Purpose
To retrospectively assess the relationships between radiologists’ characteristics and their performance in interpreting chest CTs for COVID-19 detection.
Methods
Using DetectedX software, performance data were collected online from 74 radiologists from 29 countries, who each interpreted 30 anonymized digital chest CTs (15 positive and 15 negative scans for COVID-19). Radiologist-specific information was also collected: radiology experience, radiological specialty, number of lung CTs read weekly, familiarity with and education about COVID-19 presentation, and suspected COVID-19 cases seen weekly. The influence of this radiologist-specific information on the radiologists’ sensitivity, specificity, and ROC AUC was determined using regression analysis.
Results
Radiologists without respiratory imaging specialization had greater ROC AUCs (0.83 vs. 0.70, p = .006) and sensitivities (74.0% vs. 47.7%, p = .002) than their specialized peers.
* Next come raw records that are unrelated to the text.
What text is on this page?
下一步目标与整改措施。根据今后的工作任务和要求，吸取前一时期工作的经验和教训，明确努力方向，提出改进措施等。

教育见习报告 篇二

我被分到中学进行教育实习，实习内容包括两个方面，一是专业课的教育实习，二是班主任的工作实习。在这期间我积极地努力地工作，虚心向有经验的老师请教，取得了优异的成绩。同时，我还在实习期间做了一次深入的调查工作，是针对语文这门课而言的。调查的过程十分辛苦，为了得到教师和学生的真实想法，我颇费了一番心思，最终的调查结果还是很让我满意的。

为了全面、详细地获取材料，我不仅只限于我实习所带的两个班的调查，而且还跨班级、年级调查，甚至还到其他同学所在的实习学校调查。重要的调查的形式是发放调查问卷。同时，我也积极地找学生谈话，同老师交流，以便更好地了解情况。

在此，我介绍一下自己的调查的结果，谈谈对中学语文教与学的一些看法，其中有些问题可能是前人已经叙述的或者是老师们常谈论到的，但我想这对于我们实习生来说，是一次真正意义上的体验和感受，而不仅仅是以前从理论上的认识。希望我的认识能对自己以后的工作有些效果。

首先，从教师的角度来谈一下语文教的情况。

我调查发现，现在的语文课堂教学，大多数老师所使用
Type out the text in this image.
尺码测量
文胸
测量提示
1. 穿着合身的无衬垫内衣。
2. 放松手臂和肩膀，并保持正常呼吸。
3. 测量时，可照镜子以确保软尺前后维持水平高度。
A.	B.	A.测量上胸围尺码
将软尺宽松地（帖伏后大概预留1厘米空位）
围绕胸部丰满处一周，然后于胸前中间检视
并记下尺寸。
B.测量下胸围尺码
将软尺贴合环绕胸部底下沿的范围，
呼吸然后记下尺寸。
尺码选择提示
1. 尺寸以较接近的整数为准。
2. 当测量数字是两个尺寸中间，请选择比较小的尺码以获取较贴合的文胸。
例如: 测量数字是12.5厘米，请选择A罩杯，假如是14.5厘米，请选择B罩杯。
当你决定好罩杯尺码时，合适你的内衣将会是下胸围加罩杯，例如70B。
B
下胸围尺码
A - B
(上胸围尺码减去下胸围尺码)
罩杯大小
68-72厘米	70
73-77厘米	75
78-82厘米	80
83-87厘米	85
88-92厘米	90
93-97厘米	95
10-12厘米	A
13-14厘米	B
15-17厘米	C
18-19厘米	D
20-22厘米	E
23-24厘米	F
Radiologists without COVID-19 case encounters had greater sensitivity (80.6% vs. 63.1%, p = .017) but lower specificity (71.1% vs. 83.4%, p = .014) than those who encountered at least one case weekly.
Conclusion
Specialization and prior experience with COVID-19 may impact the interpretation of suspected COVID-19 chest CTs.
Clinical significance
These results show the importance of diverse expertise and continuous training in managing novel diseases like COVID-19. Incorporating varied perspectives and experiences could enhance diagnostic accuracy and ensure a more comprehensive approach to disease management. In the case of novel diseases, specialization may not provide the same advantage as with more familiar disorders. The diagnostic value of specific experience with a novel disorder may help to compensate for a lack of specialization in the field, particularly in emergent situations. While specialization is important, generalization also holds value and utility in appropriate contexts.